« L’impératif de la mutation managériale au sein de l’État vers une Administration 4.0 : Performance, agilité et gouvernance inclusive » par WEMO

Quand la Formation Devient Catalyseur de Transformation
La récente session de formation destinée à l’encadrement supérieur de notre Ministère mérite qu’on s’y attarde. Au-delà de l’événement ponctuel, elle témoigne d’une prise de conscience salutaire : notre administration, héritière de structures souvent séculaires, doit désormais composer avec la complexité d’un monde en mutation accélérée.
En tant que chercheur en sciences de gestion publique, mais aussi en tant que citoyen ayant évolué dans différentes sphères de notre société – élève hier, parent aujourd’hui, observateur toujours – je mesure l’écart qui peut exister entre les aspirations légitimes de nos concitoyens et les capacités réelles de réponse de nos institutions. Cette tribune n’est pas un réquisitoire, mais une contribution au débat nécessaire sur la modernisation de l’État.

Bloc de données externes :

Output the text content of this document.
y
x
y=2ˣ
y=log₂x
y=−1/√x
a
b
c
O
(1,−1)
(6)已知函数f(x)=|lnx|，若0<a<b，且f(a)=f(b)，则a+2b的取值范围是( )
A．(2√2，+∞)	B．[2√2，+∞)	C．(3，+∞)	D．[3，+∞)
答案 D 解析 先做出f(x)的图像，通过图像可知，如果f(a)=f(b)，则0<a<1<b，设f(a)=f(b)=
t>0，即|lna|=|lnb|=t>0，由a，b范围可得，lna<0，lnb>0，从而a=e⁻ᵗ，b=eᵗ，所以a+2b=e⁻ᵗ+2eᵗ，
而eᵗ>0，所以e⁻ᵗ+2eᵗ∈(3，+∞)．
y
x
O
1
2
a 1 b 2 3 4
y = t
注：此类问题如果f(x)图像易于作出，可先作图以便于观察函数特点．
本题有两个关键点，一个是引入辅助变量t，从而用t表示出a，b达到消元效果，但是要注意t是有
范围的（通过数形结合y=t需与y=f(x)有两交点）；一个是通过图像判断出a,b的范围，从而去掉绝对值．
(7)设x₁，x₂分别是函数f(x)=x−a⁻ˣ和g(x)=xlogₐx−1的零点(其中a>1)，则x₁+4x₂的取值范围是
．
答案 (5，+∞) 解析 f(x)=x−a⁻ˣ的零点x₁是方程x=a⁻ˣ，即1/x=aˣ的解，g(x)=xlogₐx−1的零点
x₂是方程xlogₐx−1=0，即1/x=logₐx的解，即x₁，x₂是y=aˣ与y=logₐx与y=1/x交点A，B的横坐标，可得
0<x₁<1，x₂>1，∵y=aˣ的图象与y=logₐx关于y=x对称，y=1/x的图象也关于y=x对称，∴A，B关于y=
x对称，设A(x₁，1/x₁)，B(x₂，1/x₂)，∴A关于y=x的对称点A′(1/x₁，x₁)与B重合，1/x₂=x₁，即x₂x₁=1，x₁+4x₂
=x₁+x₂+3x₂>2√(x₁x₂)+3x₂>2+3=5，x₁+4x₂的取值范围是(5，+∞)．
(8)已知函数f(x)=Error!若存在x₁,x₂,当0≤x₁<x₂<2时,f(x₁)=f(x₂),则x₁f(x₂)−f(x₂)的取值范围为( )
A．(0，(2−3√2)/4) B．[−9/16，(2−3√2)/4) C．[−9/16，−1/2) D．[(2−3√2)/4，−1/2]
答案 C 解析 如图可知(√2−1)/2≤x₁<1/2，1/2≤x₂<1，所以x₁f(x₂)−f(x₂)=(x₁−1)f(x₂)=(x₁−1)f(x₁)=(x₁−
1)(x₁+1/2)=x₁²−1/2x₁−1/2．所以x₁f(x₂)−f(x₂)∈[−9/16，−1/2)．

I. La Donnée au Cœur de la Décision : Entre Promesse et Réalité
1.1. Le paradigme du pilotage par la donnée
La littérature académique en management public (Dunleavy et al., 2006 ; Osborne, 2010) documente abondamment les vertus du pilotage par la donnée. L’utilisation de tableaux de bord prospectifs (Balanced Scorecards), théorisés par Kaplan et Norton (1992), permet effectivement d’articuler vision stratégique et indicateurs opérationnels. Mais appliqués à l’administration publique, ces outils requièrent une adaptation fine aux spécificités du secteur : comment mesurer l’équité ? Comment quantifier la confiance citoyenne ?
La question n’est pas seulement technique. Elle interroge notre capacité collective à définir ce qu’est la “performance” dans le service public. S’agit-il uniquement d’efficience budgétaire ou devons-nous intégrer des dimensions qualitatives, comme l’accessibilité réelle des services ou la qualité de l’accueil ?

1.2. L’interopérabilité : un défi organisationnel autant que technologique
La digitalisation de l’administration est souvent présentée comme une panacée. Pourtant, l’observation des expériences internationales révèle que l’obstacle principal n’est pas technologique mais culturel et organisationnel. Les “silos informationnels” persistent moins par défaillance des systèmes que par résistance des structures. Briser ces silos suppose de repenser les circuits de décision, de redistribuer certaines prérogatives, d’accepter une certaine porosité entre services.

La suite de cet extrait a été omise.